3. Loan crowdfunding
It is crowdfunding in which an interest rate is applied to the money contributed. The investor contributes capital to the project in exchange for that amount being returned by applying an interest rate, interest known as the “price of money”.
On some platforms, each lender establishes the interest rate at which it lends the money, in this way, the recipient must return the money received plus the interest rate.
How is it taxed?
For legal entities, the interest will be taxed as a deductible expense in the Corporation Tax. Natural persons, interest will be taxed as a deductible expense in personal income tax.
4. Investment crowdfunding
In this type, investors receive shares in exchange for their contributions. It is the only model in which investors become part of the financed project.
One of the main characteristics of this type of financing is that the company has to be an increasingly fruitful society and thus be able to distribute benefits to its investors.
Normally, in this model, the amount contributed is usually higher than in reward crowdfunding, but the reimbursement is much slower.
How is it taxed?
It is the only form of financing that is exempt from Corporation Tax and VAT, as long as shares or participations are obtained.

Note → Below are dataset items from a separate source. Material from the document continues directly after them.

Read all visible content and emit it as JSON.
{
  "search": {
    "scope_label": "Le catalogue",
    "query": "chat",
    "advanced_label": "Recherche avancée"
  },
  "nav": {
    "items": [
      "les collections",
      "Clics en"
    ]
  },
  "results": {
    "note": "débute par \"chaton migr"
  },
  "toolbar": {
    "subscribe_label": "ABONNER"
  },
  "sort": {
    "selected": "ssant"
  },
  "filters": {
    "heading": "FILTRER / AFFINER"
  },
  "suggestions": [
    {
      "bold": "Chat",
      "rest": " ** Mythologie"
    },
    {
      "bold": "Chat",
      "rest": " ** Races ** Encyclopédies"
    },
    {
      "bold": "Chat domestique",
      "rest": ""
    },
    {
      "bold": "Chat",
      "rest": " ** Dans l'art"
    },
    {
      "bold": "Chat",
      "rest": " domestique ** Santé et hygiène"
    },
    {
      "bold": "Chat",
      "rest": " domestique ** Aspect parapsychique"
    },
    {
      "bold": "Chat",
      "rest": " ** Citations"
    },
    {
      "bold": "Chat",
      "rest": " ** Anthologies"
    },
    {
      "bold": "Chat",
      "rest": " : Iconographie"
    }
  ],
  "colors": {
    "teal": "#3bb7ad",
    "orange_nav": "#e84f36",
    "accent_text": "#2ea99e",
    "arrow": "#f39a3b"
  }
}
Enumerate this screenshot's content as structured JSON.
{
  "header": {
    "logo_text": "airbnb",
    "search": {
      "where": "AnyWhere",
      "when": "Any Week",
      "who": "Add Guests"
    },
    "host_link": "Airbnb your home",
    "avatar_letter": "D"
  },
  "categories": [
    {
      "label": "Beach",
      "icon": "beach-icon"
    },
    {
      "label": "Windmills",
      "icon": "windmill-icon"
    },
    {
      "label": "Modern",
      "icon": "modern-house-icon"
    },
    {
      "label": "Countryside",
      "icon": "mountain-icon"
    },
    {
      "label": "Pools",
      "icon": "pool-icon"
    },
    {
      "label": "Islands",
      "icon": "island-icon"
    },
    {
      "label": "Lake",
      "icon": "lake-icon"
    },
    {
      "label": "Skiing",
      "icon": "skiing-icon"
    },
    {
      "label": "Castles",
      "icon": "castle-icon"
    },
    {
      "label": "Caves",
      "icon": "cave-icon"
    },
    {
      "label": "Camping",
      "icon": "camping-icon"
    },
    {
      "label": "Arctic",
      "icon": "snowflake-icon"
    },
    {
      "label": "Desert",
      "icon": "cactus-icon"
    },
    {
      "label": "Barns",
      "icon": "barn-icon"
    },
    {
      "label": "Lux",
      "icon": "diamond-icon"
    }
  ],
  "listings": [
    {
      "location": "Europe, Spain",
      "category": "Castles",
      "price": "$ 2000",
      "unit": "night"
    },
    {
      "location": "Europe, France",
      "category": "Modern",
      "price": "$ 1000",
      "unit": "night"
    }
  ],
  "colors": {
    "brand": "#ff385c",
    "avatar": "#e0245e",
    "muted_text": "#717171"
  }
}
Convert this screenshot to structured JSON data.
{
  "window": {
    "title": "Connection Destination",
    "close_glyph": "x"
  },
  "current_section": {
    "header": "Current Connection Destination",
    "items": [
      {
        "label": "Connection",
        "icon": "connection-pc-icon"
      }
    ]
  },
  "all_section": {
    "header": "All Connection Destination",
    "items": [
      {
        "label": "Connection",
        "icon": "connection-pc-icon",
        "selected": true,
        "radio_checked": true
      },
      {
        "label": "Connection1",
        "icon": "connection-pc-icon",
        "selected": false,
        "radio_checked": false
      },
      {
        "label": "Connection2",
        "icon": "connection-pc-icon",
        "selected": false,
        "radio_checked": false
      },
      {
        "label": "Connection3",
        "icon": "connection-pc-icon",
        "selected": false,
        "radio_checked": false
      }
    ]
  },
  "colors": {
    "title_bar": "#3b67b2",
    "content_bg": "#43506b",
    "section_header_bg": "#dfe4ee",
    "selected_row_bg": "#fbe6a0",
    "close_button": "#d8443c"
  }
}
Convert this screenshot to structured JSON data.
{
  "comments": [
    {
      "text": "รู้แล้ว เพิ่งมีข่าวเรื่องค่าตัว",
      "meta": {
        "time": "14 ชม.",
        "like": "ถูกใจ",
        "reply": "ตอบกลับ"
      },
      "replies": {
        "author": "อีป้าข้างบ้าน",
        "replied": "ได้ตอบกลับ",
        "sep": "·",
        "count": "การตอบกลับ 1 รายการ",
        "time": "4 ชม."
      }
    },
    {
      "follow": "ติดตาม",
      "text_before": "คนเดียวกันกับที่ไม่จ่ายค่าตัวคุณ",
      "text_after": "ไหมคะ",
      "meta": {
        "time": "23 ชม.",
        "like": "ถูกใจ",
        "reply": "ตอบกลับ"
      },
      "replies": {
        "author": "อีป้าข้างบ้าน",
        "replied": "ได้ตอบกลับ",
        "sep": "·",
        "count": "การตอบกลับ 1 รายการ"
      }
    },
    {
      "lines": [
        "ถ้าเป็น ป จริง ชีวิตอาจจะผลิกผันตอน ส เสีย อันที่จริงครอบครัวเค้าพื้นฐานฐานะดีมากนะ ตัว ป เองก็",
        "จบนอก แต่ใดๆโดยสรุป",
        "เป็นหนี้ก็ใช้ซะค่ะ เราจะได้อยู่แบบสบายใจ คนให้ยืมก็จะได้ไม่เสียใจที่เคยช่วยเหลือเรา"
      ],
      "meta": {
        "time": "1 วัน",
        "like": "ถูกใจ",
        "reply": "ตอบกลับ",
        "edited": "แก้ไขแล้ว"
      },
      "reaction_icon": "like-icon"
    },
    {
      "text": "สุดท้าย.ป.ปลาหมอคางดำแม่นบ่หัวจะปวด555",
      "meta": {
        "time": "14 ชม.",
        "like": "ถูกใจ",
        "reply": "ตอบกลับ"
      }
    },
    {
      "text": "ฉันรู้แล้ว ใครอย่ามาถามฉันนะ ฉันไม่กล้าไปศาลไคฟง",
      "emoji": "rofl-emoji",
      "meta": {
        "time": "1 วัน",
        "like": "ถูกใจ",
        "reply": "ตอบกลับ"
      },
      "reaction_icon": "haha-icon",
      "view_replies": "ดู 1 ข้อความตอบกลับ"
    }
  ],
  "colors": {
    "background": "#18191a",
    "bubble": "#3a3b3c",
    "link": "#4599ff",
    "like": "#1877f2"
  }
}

Advantages and disadvantages of crowdfunding for a Nigerian business
The multiple advantages that crowdfunding has make it one of the most used ways by entrepreneurs to promote their projects. Although, like any other type of financing, it has its advantages and disadvantages, let’s see some of them.
- It allows to obtain the necessary capital in a relatively short period of time.
- It is a useful method to intuit or not the viability of a project , if there are many people interested in contributing capital it is because they see great possibilities of success.
- In addition to creating a community that serves as support for the project, crowdfunding also allows you to monitor the project and know how much capital has been raised at any given time.
- It is not possible to know if the total required capital will be obtained until after some time has elapsed and this will also depend on the contributions of the investors.
- Through crowdfunding, the risk of plagiarism is assumed, if a project that is not previously registered is made known, another person can copy it and launch it on the market.
- It is necessary to give visibility to the projects , it is not enough to be on a crowdfunding platform. If there is no alternative communication channel, it is very difficult for the idea to reach potential investors.
As we can see, crowdfunding has both advantages and disadvantages, just like any other means of financing. Now that we have seen the different types of crowdfunding there are, you can analyze which one best fits your project.